Monday, 14 May 2018

HOW ABOUT SOME MAGIC?

I recently noticed a book called “Factfulness” by the late Hans Rosling, that great Swedish presenter of statistics. From beyond the grave he continues to preach the message that things are better than you think.


Yet the name of book struck me and not in an altogether agreeable way. It had a touch of the ghastly Gradgrind about it, compounded by the publisher’s by-line – “10 reasons we’re wrong about the world”. Like influenza the tendency to reduce everything to ten ways or reasons is catching – to lose weight, to be a better leader, to avoid stress and so on.


By reducing everything to facts and “must-do’s” we’re missing the magic of life. Magic doesn’t always lie in the most obvious places. Dorling Kindersley’s books help you “do” a city but on hearing this they’ll create series called “The Top Ten Secrets of Venice– places to go your friends will miss”. It’ll be a boon to tourist-one-upmanship.

So what is magic? It’s when creation plays a trick on you, arm wrestling your imagination into delighted  and surprised submission. It happens every Spring. It happens watching a brook bubbling as you stand on a bridge, it happens when you read a gripping book and forget where or who you are. Magic transports you. Magic simply delights.  And it requires two sides for it to happen. So moving on to “Quantum Theory”:  if a tree falls in a forest and there’s no one there to hear it does it make a sound? Or is sound something magical that exists in our heads?

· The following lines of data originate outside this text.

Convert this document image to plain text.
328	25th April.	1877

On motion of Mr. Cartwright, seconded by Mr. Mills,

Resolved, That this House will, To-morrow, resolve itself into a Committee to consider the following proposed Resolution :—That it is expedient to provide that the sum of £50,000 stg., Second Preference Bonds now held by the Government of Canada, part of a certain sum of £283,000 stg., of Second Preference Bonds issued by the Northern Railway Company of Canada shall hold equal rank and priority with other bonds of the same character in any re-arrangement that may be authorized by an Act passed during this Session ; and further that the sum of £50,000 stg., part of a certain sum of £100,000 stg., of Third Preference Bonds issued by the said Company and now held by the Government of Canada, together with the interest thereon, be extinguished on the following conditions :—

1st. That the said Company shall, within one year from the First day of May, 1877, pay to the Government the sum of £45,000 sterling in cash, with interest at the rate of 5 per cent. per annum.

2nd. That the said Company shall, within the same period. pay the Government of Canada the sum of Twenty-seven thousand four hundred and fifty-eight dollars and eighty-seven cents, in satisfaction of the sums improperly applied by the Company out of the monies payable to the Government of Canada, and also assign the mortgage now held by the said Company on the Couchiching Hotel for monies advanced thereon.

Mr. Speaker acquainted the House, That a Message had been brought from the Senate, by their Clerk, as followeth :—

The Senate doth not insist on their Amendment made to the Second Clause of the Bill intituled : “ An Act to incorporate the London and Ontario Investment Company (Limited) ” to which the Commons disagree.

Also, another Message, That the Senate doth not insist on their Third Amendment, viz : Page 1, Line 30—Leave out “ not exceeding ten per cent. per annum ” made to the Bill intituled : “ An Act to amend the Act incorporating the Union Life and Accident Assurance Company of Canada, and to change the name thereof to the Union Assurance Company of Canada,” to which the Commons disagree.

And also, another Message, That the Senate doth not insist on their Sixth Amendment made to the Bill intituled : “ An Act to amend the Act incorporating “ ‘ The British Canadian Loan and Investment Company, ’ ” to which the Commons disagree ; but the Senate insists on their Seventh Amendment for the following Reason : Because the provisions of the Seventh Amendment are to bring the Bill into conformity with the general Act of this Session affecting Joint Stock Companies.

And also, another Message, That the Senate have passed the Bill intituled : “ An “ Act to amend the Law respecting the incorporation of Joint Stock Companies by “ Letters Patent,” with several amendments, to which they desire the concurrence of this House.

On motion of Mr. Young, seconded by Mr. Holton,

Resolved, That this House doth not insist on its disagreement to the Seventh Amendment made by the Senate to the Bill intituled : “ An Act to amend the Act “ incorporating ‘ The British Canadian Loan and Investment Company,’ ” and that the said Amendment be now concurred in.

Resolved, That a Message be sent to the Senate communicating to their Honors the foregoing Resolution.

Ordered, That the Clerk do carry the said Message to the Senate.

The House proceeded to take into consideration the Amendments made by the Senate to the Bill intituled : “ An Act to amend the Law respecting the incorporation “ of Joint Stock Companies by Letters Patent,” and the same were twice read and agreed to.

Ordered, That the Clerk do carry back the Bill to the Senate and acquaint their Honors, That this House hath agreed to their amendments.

The problem with concepts like “factfulness” are that they thrive in a world of totalitarian left-brain thinking. No one who advocates the been-there-done-that style of living would believe it to be productive sitting and looking at that tree for an hour or more letting one’s mind drift and one’s ears hear the sound of breeze and leaves and of birdsong. Productive is a derogatory word because does our world actually have to be increasingly productive?


Isabella Tree has written a book called “Wilding”.  It makes one question what progress really means. It’s about Knepp Castle and its 3,500 acre estate just south of Horsham in West Sussex. It has been in family ownership  for 500 years and as a farm  had become increasingly loss-making. She and her husband in despair were driven to cut costs to the bone and see how nature farmed instead. Over the past decade it’s been left on its own apart from the introduction of some classic, old, wild breeds of cattle, pigs, deer, horses and so on. Nature keeps on hitting the back of the net.  Whilst  in the modern vast tracks of arable land birds and bees are in plummeting decline, at Knepp they are breeding,  thriving and diversifying.


Magic is happening in front of their eyes. It could happen in front of ours too if we looked patiently at the wonder of nature rather than just creating action plans.